Sensors 460, which may include sensors 402 as disclosed herein, typically operate in conjunction with processor 420 to perform measurements, and can include special-purpose processors, detectors, transmitters, receivers, and the like. In this fashion, sensors 460 may include hardware/software for generating, transmitting, receiving, detection, logging, and/or sampling temperatures, air flow, and/or other parameters.
Memory 440 comprises a plurality of storage locations that are addressable by processor 420 for storing software programs and data structures 445 associated with the embodiments described herein. An operating system 442, portions of which may be typically resident in memory 440 and executed by processor 420, functionally organizes the device by, inter alia, invoking operations in support of software processes and/or services 444 executing on controller 400. These software processes and/or services 444 may perform processing of data and communication with controller 400, as described herein.
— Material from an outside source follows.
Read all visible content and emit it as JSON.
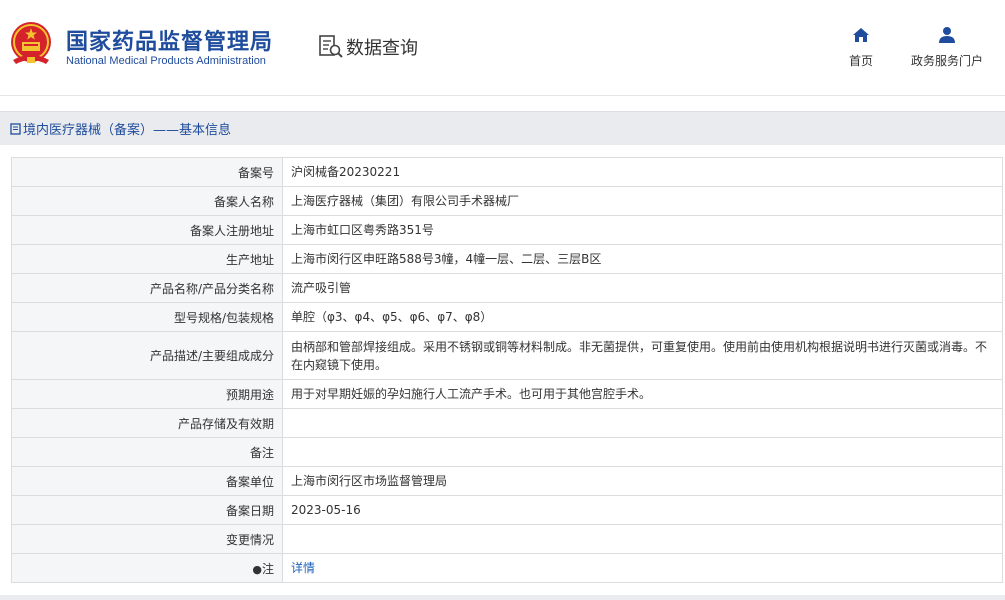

Note that while process/service 444 is shown in centralized memory 440, some examples provide for these processes/services to be operated in a distributed computing network.
It will be apparent to those skilled in the art that other processor and memory types, including various computer-readable media, may be used to store and execute program instructions pertaining to the thermal interface material baking and curing techniques described herein. Also, while the description illustrates various processes, it is expressly contemplated that various processes may be embodied as modules having portions of the process/service 444 encoded thereon. In this fashion, the program modules may be encoded in one or more tangible computer readable storage media for execution, such as with fixed logic or programmable logic (e.g., software/computer instructions executed by a processor, and any processor may be a programmable processor, programmable digital logic such as field programmable gate arrays or an ASIC that comprises fixed digital logic. In general, any process logic may be embodied in processor 420 or computer readable medium encoded with instructions for execution by processor 420 that, when executed by the processor, are operable to cause the processor to perform the functions described herein.
Additionally, the controller 400 can apply machine learning, such as a neural network or sequential logistic regression and the like, to determine relationships between the temperature measurements received by the sensors 402. For example, a deep neural network may be trained in advance to capture the complex relationship between the temperature measurements and the curing and distribution of the thermal interface material 54. This neural net can then be deployed in the adjustment of heated air flow to better cure the thermal interface material 54.
The embodiments shown and described above are only examples. Even though numerous characteristics and advantages of the present technology have been set forth in the foregoing description, together with details of the structure and function of the present disclosure, the disclosure is illustrative only, and changes may be made in the detail, especially in matters of shape, size and arrangement of the parts within the principles of the present disclosure to the full extent indicated by the broad general meaning of the terms used in the attached claims. It will therefore be appreciated that the embodiments described above may be modified within the scope of the appended claims.